Sometimes there are several reasonable representation options and you have to make an engineering decision. Other times, there is one representation option that is obviously superior. But often enough there is one representation option that is obvious, but not necessarily superior. You don't want to pick a representation simply because it is obvious.

Let me give a concrete example. The problem is implementing a Tic Tac Toe server. Our junior programmer reasons as follows: the game is played on a three by three grid, which should obviously be a three by three array. This gives us aref and (setf aref) as primitives. We obviously need an add-mark! procedure that writes a mark into the grid at a location (and errors if the location is already marked).

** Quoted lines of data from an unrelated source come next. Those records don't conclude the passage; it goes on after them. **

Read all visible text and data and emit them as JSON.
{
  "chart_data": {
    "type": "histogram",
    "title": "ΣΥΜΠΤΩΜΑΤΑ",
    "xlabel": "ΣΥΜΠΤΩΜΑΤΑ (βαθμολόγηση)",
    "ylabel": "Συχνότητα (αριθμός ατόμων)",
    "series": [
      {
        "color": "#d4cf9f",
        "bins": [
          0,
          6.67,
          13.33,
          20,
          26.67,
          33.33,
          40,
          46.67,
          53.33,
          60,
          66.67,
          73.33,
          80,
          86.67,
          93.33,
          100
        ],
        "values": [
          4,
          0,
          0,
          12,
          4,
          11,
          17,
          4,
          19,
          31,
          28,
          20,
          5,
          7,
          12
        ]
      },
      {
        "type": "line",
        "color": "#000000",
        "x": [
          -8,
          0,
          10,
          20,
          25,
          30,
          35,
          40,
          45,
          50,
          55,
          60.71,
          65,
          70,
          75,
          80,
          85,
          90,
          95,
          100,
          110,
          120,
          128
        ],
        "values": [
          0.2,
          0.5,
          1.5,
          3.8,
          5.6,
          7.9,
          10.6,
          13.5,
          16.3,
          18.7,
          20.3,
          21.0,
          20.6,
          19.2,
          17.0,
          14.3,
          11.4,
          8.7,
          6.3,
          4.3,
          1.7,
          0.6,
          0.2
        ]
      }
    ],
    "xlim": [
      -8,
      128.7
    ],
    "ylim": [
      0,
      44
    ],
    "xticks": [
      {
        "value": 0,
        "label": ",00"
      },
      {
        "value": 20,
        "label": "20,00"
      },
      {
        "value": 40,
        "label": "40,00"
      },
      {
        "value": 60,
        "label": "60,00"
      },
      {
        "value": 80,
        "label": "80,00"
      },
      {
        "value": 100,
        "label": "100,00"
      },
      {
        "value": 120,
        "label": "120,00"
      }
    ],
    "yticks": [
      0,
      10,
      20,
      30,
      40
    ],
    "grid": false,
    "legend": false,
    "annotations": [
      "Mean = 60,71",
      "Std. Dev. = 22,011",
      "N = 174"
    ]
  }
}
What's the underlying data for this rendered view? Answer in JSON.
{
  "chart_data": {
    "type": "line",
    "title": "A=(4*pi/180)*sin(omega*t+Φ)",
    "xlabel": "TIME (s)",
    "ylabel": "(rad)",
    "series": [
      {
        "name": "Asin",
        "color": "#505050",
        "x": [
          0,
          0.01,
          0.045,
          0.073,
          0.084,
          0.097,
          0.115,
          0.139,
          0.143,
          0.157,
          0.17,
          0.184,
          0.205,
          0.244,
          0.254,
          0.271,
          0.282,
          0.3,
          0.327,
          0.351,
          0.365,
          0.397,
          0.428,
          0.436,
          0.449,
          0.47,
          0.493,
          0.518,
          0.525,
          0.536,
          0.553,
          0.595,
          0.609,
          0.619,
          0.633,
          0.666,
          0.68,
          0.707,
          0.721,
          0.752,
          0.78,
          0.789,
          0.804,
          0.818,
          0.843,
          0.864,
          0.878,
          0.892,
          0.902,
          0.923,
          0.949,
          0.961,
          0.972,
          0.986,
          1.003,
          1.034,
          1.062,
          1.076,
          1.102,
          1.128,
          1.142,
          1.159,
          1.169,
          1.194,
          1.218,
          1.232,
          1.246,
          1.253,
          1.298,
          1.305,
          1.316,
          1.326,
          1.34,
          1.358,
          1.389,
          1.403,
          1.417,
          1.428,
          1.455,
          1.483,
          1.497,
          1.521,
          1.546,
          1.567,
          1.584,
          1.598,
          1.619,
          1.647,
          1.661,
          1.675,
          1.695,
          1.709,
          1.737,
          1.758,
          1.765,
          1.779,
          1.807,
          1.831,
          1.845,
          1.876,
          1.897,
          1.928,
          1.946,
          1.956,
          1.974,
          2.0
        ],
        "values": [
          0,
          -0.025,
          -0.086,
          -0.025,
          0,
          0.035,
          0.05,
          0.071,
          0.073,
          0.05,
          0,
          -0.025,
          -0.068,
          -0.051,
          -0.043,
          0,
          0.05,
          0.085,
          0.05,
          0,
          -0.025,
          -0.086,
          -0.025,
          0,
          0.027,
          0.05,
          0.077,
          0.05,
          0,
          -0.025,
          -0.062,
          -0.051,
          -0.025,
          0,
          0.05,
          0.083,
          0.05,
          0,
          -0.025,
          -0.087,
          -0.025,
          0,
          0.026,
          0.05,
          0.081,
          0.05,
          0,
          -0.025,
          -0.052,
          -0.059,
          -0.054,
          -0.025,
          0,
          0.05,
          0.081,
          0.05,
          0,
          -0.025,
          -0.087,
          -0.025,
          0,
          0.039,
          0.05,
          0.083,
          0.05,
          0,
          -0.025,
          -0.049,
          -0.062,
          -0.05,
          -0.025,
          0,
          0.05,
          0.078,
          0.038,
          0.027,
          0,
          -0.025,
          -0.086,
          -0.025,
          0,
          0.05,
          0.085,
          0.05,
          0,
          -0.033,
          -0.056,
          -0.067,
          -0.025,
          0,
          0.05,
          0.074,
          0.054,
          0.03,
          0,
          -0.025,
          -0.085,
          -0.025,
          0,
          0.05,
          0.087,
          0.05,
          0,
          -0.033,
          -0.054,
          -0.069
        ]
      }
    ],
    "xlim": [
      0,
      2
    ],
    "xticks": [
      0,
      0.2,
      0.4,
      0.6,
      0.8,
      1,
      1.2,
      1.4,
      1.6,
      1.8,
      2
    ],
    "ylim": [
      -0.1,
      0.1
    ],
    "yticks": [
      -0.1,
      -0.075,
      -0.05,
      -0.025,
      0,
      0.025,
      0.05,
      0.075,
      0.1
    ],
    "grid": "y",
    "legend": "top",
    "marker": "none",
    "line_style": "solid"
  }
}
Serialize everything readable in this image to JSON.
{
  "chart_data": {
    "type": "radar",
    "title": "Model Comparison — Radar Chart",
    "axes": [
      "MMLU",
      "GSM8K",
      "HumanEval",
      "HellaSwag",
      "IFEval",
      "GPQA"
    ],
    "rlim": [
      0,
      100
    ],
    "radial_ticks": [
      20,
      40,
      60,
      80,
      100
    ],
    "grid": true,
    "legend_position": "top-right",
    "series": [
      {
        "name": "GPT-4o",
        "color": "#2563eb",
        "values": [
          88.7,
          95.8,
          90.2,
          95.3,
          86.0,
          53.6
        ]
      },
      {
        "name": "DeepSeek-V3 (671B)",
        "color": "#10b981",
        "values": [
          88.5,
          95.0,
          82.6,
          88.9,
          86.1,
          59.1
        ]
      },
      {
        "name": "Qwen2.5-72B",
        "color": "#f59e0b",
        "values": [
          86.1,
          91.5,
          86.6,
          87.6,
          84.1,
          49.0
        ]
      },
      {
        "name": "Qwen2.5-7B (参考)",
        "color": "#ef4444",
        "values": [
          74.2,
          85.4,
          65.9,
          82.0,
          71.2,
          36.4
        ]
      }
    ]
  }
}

(defun add-mark! (grid row column mark)
  (if (null (aref grid row column))
      (setf (aref grid row column) mark)
      (error "Cell occupied.")))

There is a bug here. If two threads call add-mark! on the same location simultaneously, one should succeed and the other should signal “Cell occupied.” The above code doesn't guarantee this.

So let's back up. Our more experienced programmer reasons like this: since we're writing a server we can expect multiple threads. An approach relying on mutable state will need synchronization mechanisms, but synchronization is a non-issue if we use immutable representations. If we decide on immutable representations, then we'll have operations like add-mark which returns a fresh object rather than mutating the existing one.

Rather than immediately pinning down a representation, our experienced programmer considers the Tic Tac Toe abstraction. What are the fundamental abstract operations? We need to be able to create an fresh game, make a mark, check to see if there are three in a row, check to see if any empty spaces are left, and print a grid. Certainly you can implement all of these if you are given aref and (setf aref), but you might choose to do things differently based on how the abstraction is going to be used. For example, if you needed to be able to rewind and replay a game, a list of moves might be a better representation.

Of course we consider a three by three array as a possible grid representation. But arrays are designed to be modified in place, so we're going to be pulled towards using them as mutable state. We have an engineering choice:

  • Implement non-destructive operations by copying the array when necessary.
  • Represent the grid differently, e.g., a pair of bitmaps.
  • Represent the entire game differently, e.g. as a list of moves
  • Implement a synchronization mechanism, e.g. a mutex
  • Punt, and let clients of the implementation figure out how to deal with the thread safety problem

A three by three array is an obvious choice for a Tic Tac Toe implementation. Depending on other considerations, though, it isn't obviously the best choice.